Starting last month, the PSA has revised it terrible tiebreaker scoring system. No longer was it reported 11-10 (5-3) or something (meaning the actual score was 15-13). But they blew it in not reverting to the old American tiebreaking system.
What is the most exciting thing in sports? When a tied game goes into sudden-death overtime. Extra innings in baseball is boring. Overtime in soccer, football or basketball is tedious. But give me ice hockey, with the chance in a split second, the game can be over. That is a thrill.
Squash in America used to have that. Hundreds of thousands of matches had a game (or two) in which both players had a simultaneous game point, and thousands of matches turned on a point that if either player won it, the match was over—the fifth game tiebreaker that stretched to one final double match point. It was that 14-all, 15-all, 16-all or 17-all nailbiting point that is the ultimate for any squash fan.
Very rarely, double match has deliciously occurred in the finals of our ultimate tournaments, the U.S. national championships:
—In the men’s singles, 1931. Donny Strachan chose no-set at 14-all giving himself another championship point but also giving his opponent, Larry Pool, one. Dumb idea. Pool won it.
—In the men’s singles, 1951. Henri Salaun flipped a desperate lob out of court to lose to Eddie Hahn. Eddie’s classic statement, which he told me a few days before he died, fifty years later, was “I looked up and it didn’t come down.”
—In the women’s singles, 1978. Gretchen Spruance won, on a stroke, over Barbara Maltby. A stroke at double championship point. Ugh.
—In men’s doubles, 1964. Sam Howe & Bill Danforth chose no-set, giving both themselves and Kit Spahr & Claude Beer a championship point. Danforth’s crosscourt drive nicked on the back wall.
—In men’s doubles, 1988. The Mateer brothers fought back from a 13-8 deficit in the fifth game, only to lose the game, the match and the championship when Drew Mateer flubbed a forehand into the tin.
—In women’s doubles, it happened just last year, in the 2007 finals. Meredith Quick & Fiona Geaves climbed back from being down 10-14 in the fifth to force a tiebreaker against Narelle Krizek & Steph Hewmitt. They went down 0-2 in the breaker, before pulling it out. At double championship point, Quick dug out a deep crosscourt by hitting a desperation double boast.
It never happened in the national juniors, apparently, or any age-group nationals, but it did happen four times in the national intercollegiates, three for the men and one for the women:
—Bernie Ridder, Jr. (the founder of what was the Knight Ridder newspaper chain) lost double-match points two years in a row. In 1937, having gone undefeated all year, he tinned a winner with his opponent, Dick Dorson, sprawled on the ground without a racquet in his hand. In 1938 Ridder lost to LeRoy Lewis. Ridder knew about losing: he brought the Minnesota Vikings to Minneapolis. But he did alright: he married FDR’s neice, served on the board of the USGA and when he died in 2002 has nineteen great-grandchildren.

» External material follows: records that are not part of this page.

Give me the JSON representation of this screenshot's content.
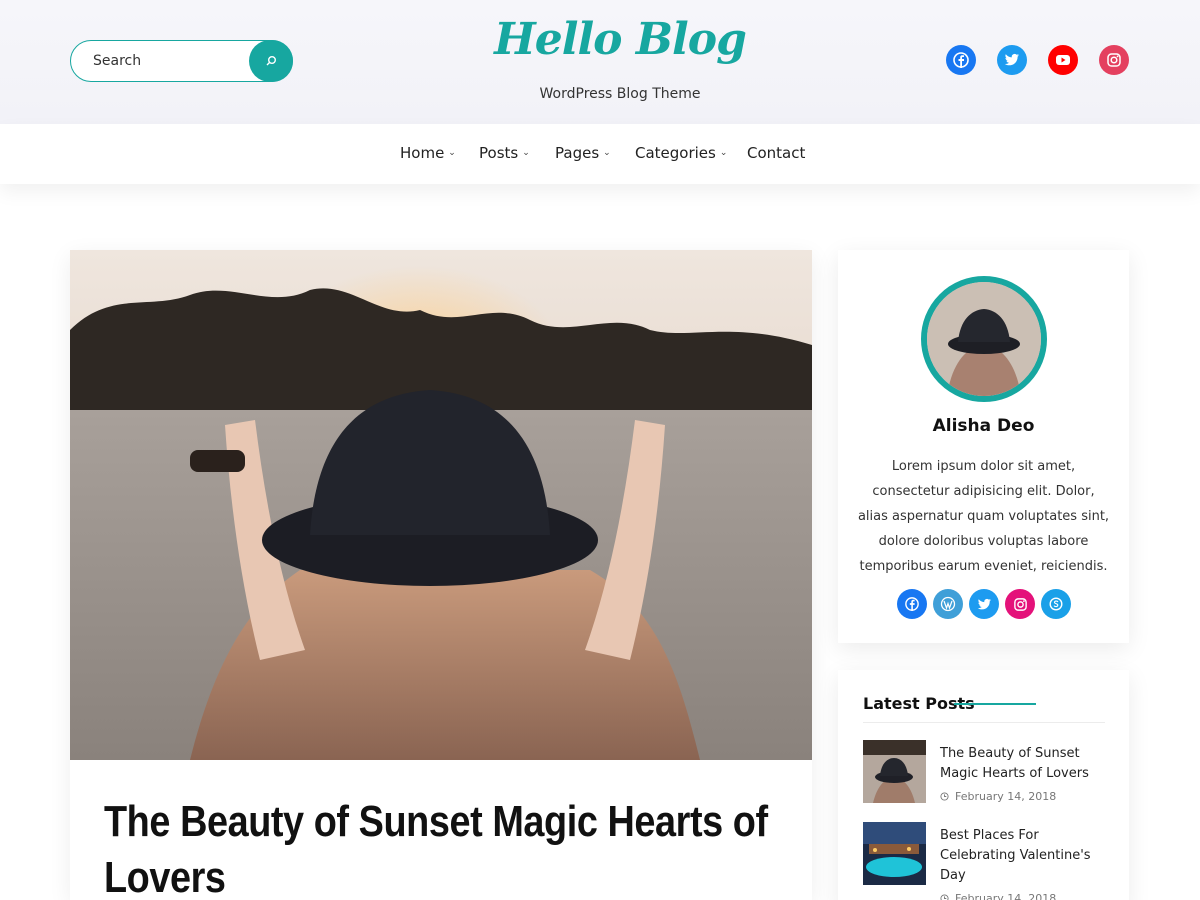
{
  "header": {
    "search_placeholder": "Search",
    "logo_text": "Hello Blog",
    "tagline": "WordPress Blog Theme",
    "social": [
      {
        "icon": "facebook-icon",
        "color": "#1877f2"
      },
      {
        "icon": "twitter-icon",
        "color": "#1d9bf0"
      },
      {
        "icon": "youtube-icon",
        "color": "#ff0000"
      },
      {
        "icon": "instagram-icon",
        "color": "#e4405f"
      }
    ]
  },
  "nav": {
    "items": [
      {
        "label": "Home",
        "has_dropdown": true
      },
      {
        "label": "Posts",
        "has_dropdown": true
      },
      {
        "label": "Pages",
        "has_dropdown": true
      },
      {
        "label": "Categories",
        "has_dropdown": true
      },
      {
        "label": "Contact",
        "has_dropdown": false
      }
    ]
  },
  "main_post": {
    "title": "The Beauty of Sunset Magic Hearts of Lovers"
  },
  "author": {
    "name": "Alisha Deo",
    "bio": "Lorem ipsum dolor sit amet, consectetur adipisicing elit. Dolor, alias aspernatur quam voluptates sint, dolore doloribus voluptas labore temporibus earum eveniet, reiciendis.",
    "social": [
      {
        "icon": "facebook-icon",
        "color": "#1877f2"
      },
      {
        "icon": "wordpress-icon",
        "color": "#3f9fd8"
      },
      {
        "icon": "twitter-icon",
        "color": "#1d9bf0"
      },
      {
        "icon": "instagram-icon",
        "color": "#e4127a"
      },
      {
        "icon": "skype-icon",
        "color": "#1aa0e8"
      }
    ]
  },
  "latest_posts": {
    "heading": "Latest Posts",
    "items": [
      {
        "title": "The Beauty of Sunset Magic Hearts of Lovers",
        "date": "February 14, 2018"
      },
      {
        "title": "Best Places For Celebrating Valentine's Day",
        "date": "February 14, 2018"
      }
    ]
  },
  "colors": {
    "accent": "#17a7a0"
  }
}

—In 1939 Stan Pearson returned a hard serve into the right corner just above the tin for a winner, to be Kim Canavarro. Stan later told me it was the luckiest shot he had ever hit.
—In 1990 Jenny Holleran beat Berekely Belknap, making it four of the past five years that a Holleran sister had won the intercollegiates.
July 16th, 2008 at 8:10 pmOne double matchpoint that, at least in retrospect, I am glad that I lost was in a PSRA A league match when I lost to Kit Spahr. Unfortunately, he died of cancer shortly later.
July 24th, 2008 at 9:33 amJimbo- how right you are.
The geniuses who decided to install the 11 point PAR system in the USA should be excoriated.The former 15 point system was better by a country mile- you got that right. Further, There are going to be some matches finished in 7 minutes in the juniors. At least hardball doubles has kept the traditional scoring system, to which the phrase If It Ain’t broke don’t fix it, applies brilliantly.
I keep hoping for some POSITIVE changes being made by the USSRA or the PSA- like speeding up the ball a little bit to allow for increased winners. Instead decisions like throwing Railstation ( in which a small fortune was spent on development) under the bus are implimented.